ということはこちらの世界でよく使うメジャーな薬の作り方をほぼ教えてもらったことになるので、ジェシーは少し暇になってしまった。



薬師の仕事の後は、やはり鍛冶に挑戦してみたい。

それにはまず、ジェイク用の変身グッズを揃えることが必要だ。


秋が深まり、時折木枯らしが町を吹き抜けていくようになった頃、ジェシーは男の子に変身する時のために、服や靴などの男物を買いに行くことにした。


ミリアと一緒に冒険者用の防具などを揃えた服屋に、ジェシーは一人でやって来た。

中身はジェシーなのだが、もうジェイクに変身した後なので、ジェイクと呼んだ方がいいかもしれない。


「いらっしゃい、坊や。一人で買い物かい? 欲しい服があるんなら、棚から出してあげるから、言ってごらん」


服屋のおばさんは、男の子が一人で買い物に来たので心配だったのだろう、ジェシーたちが来た時とは違い、親切に声をかけてくれた。


「これから寒くなるので、冬用の服を一揃い見せてください。汚れ仕事もする予定なので、作業用の、洗濯しても破れにくい服もお願いします」


「まぁ、貴族みたいな顔をしたあんたが、汚れ仕事なんてできるのかい?」


「え? ええ、鍛冶を習うつもりなんです」


貴族みたいだと言われて戸惑ったが、そういえばジェイクは綺麗な顔をしてるんだった。

たく、ダーシャったら女の子のジェシーの顔は手を抜いたくせに、男のジェイクの顔はこの上ないハンサムに造りあげてくれちゃって、なんか私に恨みでもあったのかしら。

ジェシーの脳裏に、舌を出しながらピースサインをしているポンコツ女神の顔が浮かんできて、ちょっとイラッときた。



「鍛冶ねぇ。それならちょっと厚手の生地の作業服があるから、それを見ておくれ」


おばさんはそう言うと、店の奥に入っていき、ゴワゴワしたツナギの作業服を持ってきてくれた。

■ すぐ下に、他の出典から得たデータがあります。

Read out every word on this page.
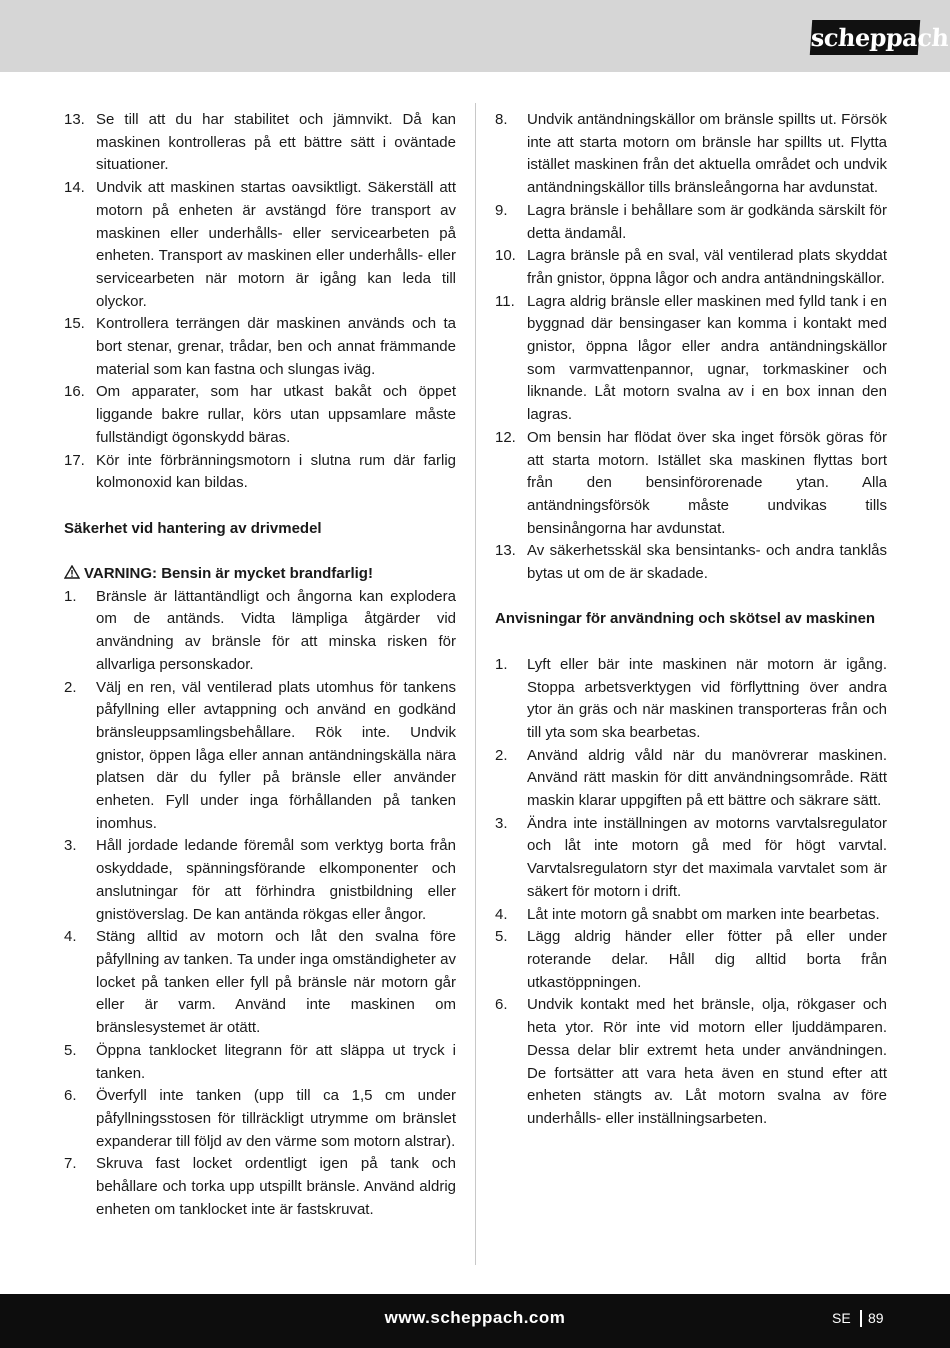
scheppach
13. Se till att du har stabilitet och jämnvikt. Då kan maskinen kontrolleras på ett bättre sätt i oväntade situationer.
14. Undvik att maskinen startas oavsiktligt. Säkerställ att motorn på enheten är avstängd före transport av maskinen eller underhålls- eller servicearbeten på enheten. Transport av maskinen eller underhålls- eller servicearbeten när motorn är igång kan leda till olyckor.
15. Kontrollera terrängen där maskinen används och ta bort stenar, grenar, trådar, ben och annat främmande material som kan fastna och slungas iväg.
16. Om apparater, som har utkast bakåt och öppet liggande bakre rullar, körs utan uppsamlare måste fullständigt ögonskydd bäras.
17. Kör inte förbränningsmotorn i slutna rum där farlig kolmonoxid kan bildas.

Säkerhet vid hantering av drivmedel

VARNING: Bensin är mycket brandfarlig!

1. Bränsle är lättantändligt och ångorna kan explodera om de antänds. Vidta lämpliga åtgärder vid användning av bränsle för att minska risken för allvarliga personskador.
2. Välj en ren, väl ventilerad plats utomhus för tankens påfyllning eller avtappning och använd en godkänd bränsleuppsamlingsbehållare. Rök inte. Undvik gnistor, öppen låga eller annan antändningskälla nära platsen där du fyller på bränsle eller använder enheten. Fyll under inga förhållanden på tanken inomhus.
3. Håll jordade ledande föremål som verktyg borta från oskyddade, spänningsförande elkomponenter och anslutningar för att förhindra gnistbildning eller gnistöverslag. De kan antända rökgas eller ångor.
4. Stäng alltid av motorn och låt den svalna före påfyllning av tanken. Ta under inga omständigheter av locket på tanken eller fyll på bränsle när motorn går eller är varm. Använd inte maskinen om bränslesystemet är otätt.
5. Öppna tanklocket litegrann för att släppa ut tryck i tanken.
6. Överfyll inte tanken (upp till ca 1,5 cm under påfyllningsstosen för tillräckligt utrymme om bränslet expanderar till följd av den värme som motorn alstrar).
7. Skruva fast locket ordentligt igen på tank och behållare och torka upp utspillt bränsle. Använd aldrig enheten om tanklocket inte är fastskruvat.
8. Undvik antändningskällor om bränsle spillts ut. Försök inte att starta motorn om bränsle har spillts ut. Flytta istället maskinen från det aktuella området och undvik antändningskällor tills bränsleångorna har avdunstat.
9. Lagra bränsle i behållare som är godkända särskilt för detta ändamål.
10. Lagra bränsle på en sval, väl ventilerad plats skyddat från gnistor, öppna lågor och andra antändningskällor.
11. Lagra aldrig bränsle eller maskinen med fylld tank i en byggnad där bensingaser kan komma i kontakt med gnistor, öppna lågor eller andra antändningskällor som varmvattenpannor, ugnar, torkmaskiner och liknande. Låt motorn svalna av i en box innan den lagras.
12. Om bensin har flödat över ska inget försök göras för att starta motorn. Istället ska maskinen flyttas bort från den bensinförorenade ytan. Alla antändningsförsök måste undvikas tills bensinångorna har avdunstat.
13. Av säkerhetsskäl ska bensintanks- och andra tanklås bytas ut om de är skadade.

Anvisningar för användning och skötsel av maskinen

1. Lyft eller bär inte maskinen när motorn är igång. Stoppa arbetsverktygen vid förflyttning över andra ytor än gräs och när maskinen transporteras från och till yta som ska bearbetas.
2. Använd aldrig våld när du manövrerar maskinen. Använd rätt maskin för ditt användningsområde. Rätt maskin klarar uppgiften på ett bättre och säkrare sätt.
3. Ändra inte inställningen av motorns varvtalsregulator och låt inte motorn gå med för högt varvtal. Varvtalsregulatorn styr det maximala varvtalet som är säkert för motorn i drift.
4. Låt inte motorn gå snabbt om marken inte bearbetas.
5. Lägg aldrig händer eller fötter på eller under roterande delar. Håll dig alltid borta från utkastöppningen.
6. Undvik kontakt med het bränsle, olja, rökgaser och heta ytor. Rör inte vid motorn eller ljuddämparen. Dessa delar blir extremt heta under användningen. De fortsätter att vara heta även en stund efter att enheten stängts av. Låt motorn svalna av före underhålls- eller inställningsarbeten.
www.scheppach.com	SE 89
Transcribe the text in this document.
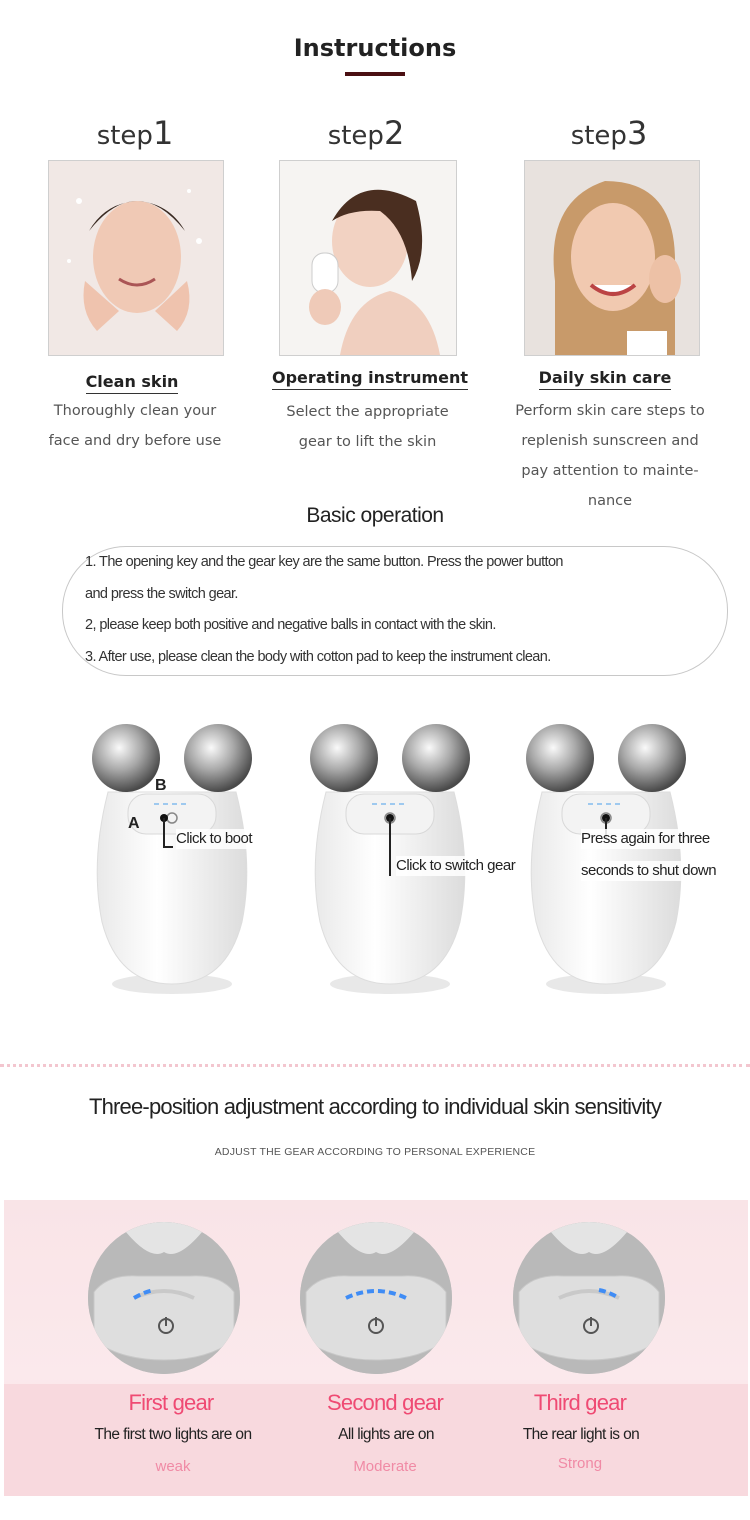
Instructions
step1	step2	step3
Clean skin	Operating instrument	Daily skin care
Thoroughly clean your
face and dry before use
Select the appropriate
gear to lift the skin
Perform skin care steps to
replenish sunscreen and
pay attention to mainte-
nance
Basic operation
1. The opening key and the gear key are the same button. Press the power button
and press the switch gear.
2, please keep both positive and negative balls in contact with the skin.
3. After use, please clean the body with cotton pad to keep the instrument clean.
B
A
Click to boot
Click to switch gear
Press again for three
seconds to shut down
Three-position adjustment according to individual skin sensitivity
ADJUST THE GEAR ACCORDING TO PERSONAL EXPERIENCE
First gear	Second gear	Third gear
The first two lights are on	All lights are on	The rear light is on
weak	Moderate	Strong
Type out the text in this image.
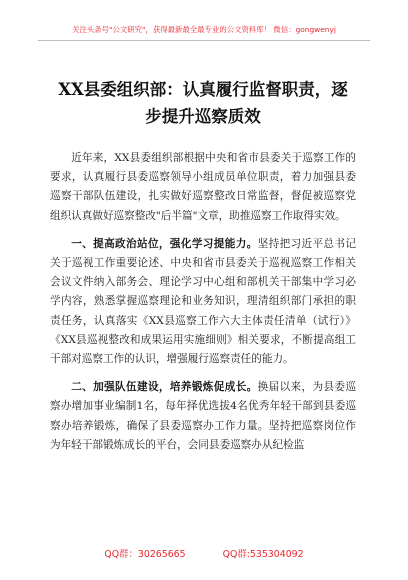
关注头条号"公文研究"，获得最新最全最专业的公文资料库！ 微信：gongwenyj
XX县委组织部：认真履行监督职责，逐步提升巡察质效

近年来，XX县委组织部根据中央和省市县委关于巡察工作的要求，认真履行县委巡察领导小组成员单位职责，着力加强县委巡察干部队伍建设，扎实做好巡察整改日常监督，督促被巡察党组织认真做好巡察整改"后半篇"文章，助推巡察工作取得实效。

一、提高政治站位，强化学习提能力。坚持把习近平总书记关于巡视工作重要论述、中央和省市县委关于巡视巡察工作相关会议文件纳入部务会、理论学习中心组和部机关干部集中学习必学内容，熟悉掌握巡察理论和业务知识，理清组织部门承担的职责任务，认真落实《XX县巡察工作六大主体责任清单（试行）》《XX县巡视整改和成果运用实施细则》相关要求，不断提高组工干部对巡察工作的认识，增强履行巡察责任的能力。

二、加强队伍建设，培养锻炼促成长。换届以来，为县委巡察办增加事业编制1名，每年择优选拔4名优秀年轻干部到县委巡察办培养锻炼，确保了县委巡察办工作力量。坚持把巡察岗位作为年轻干部锻炼成长的平台，会同县委巡察办从纪检监

QQ群：30265665	QQ群:535304092
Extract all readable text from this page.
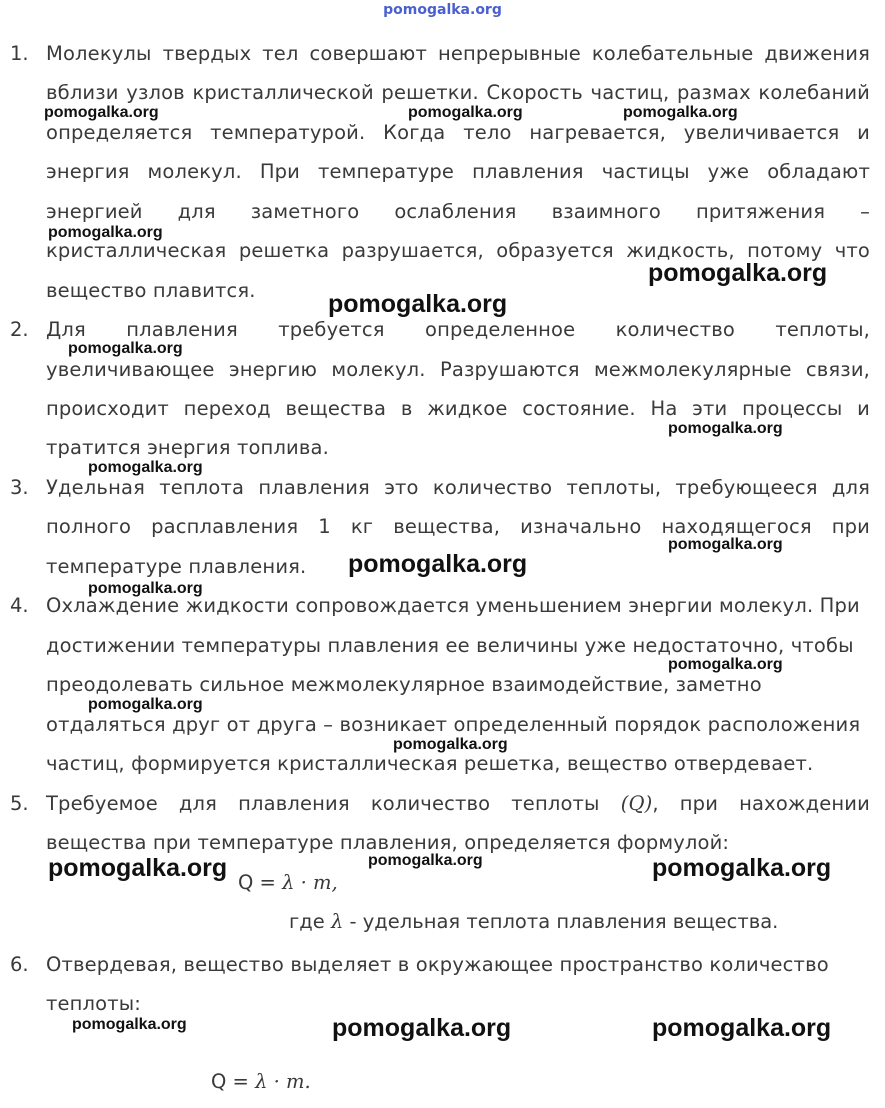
pomogalka.org
1. Молекулы твердых тел совершают непрерывные колебательные движения
вблизи узлов кристаллической решетки. Скорость частиц, размах колебаний
определяется температурой. Когда тело нагревается, увеличивается и
энергия молекул. При температуре плавления частицы уже обладают
энергией для заметного ослабления взаимного притяжения –
кристаллическая решетка разрушается, образуется жидкость, потому что
вещество плавится.
2. Для плавления требуется определенное количество теплоты,
увеличивающее энергию молекул. Разрушаются межмолекулярные связи,
происходит переход вещества в жидкое состояние. На эти процессы и
тратится энергия топлива.
3. Удельная теплота плавления это количество теплоты, требующееся для
полного расплавления 1 кг вещества, изначально находящегося при
температуре плавления.
4. Охлаждение жидкости сопровождается уменьшением энергии молекул. При
достижении температуры плавления ее величины уже недостаточно, чтобы
преодолевать сильное межмолекулярное взаимодействие, заметно
отдаляться друг от друга – возникает определенный порядок расположения
частиц, формируется кристаллическая решетка, вещество отвердевает.
5. Требуемое для плавления количество теплоты (Q), при нахождении
вещества при температуре плавления, определяется формулой:
Q = λ · m,
где λ - удельная теплота плавления вещества.
6. Отвердевая, вещество выделяет в окружающее пространство количество
теплоты:
Q = λ · m.
pomogalka.org	pomogalka.org	pomogalka.org
pomogalka.org
pomogalka.org
pomogalka.org
pomogalka.org
pomogalka.org
pomogalka.org
pomogalka.org
pomogalka.org
pomogalka.org
pomogalka.org
pomogalka.org
pomogalka.org
pomogalka.org
pomogalka.org
pomogalka.org	pomogalka.org
pomogalka.org	pomogalka.org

わー、ツナギなんて初めて見た。こっちの世界にもあったんだ。


「これは腰回りがスッキリしてるから、金鎚とかヤスリなんかを入れる道具エプロンを腰に巻いても気にならないよ。ちょっと値段は張るけど、カナンの町から仕入れたばかりの新作なんだよ」


おばさんに差し出されてツナギを触ってみると、本当にしっかりとした作りの服だった。

これはいいかもしれない。重いものや尖ったものがたくさん置いてある鍛冶場で仕事するのに最適だ。


ジェシーは思い切ってこのツナギを買うことにした。

ツナギの他にも、冬用の服や防寒具も買ったので、服屋のおばさんはホクホク顔だった。


「まいどあり~。また来ておくれ!」



たくさん服を入れたカゴを背負ったジェシーも、欲しいものが買えた嬉しさでウキウキと弾む足取りで家に向ったのだが、ジェシーは一つだけ失念していたことがあった。


ツナギは男性には便利だが、女性が着るとトイレに行く時に困る。

そう、立ったまま用をたすというなんとも不可思議な、人生初の経験をすることになるのだが、これはもう少し先の話になる。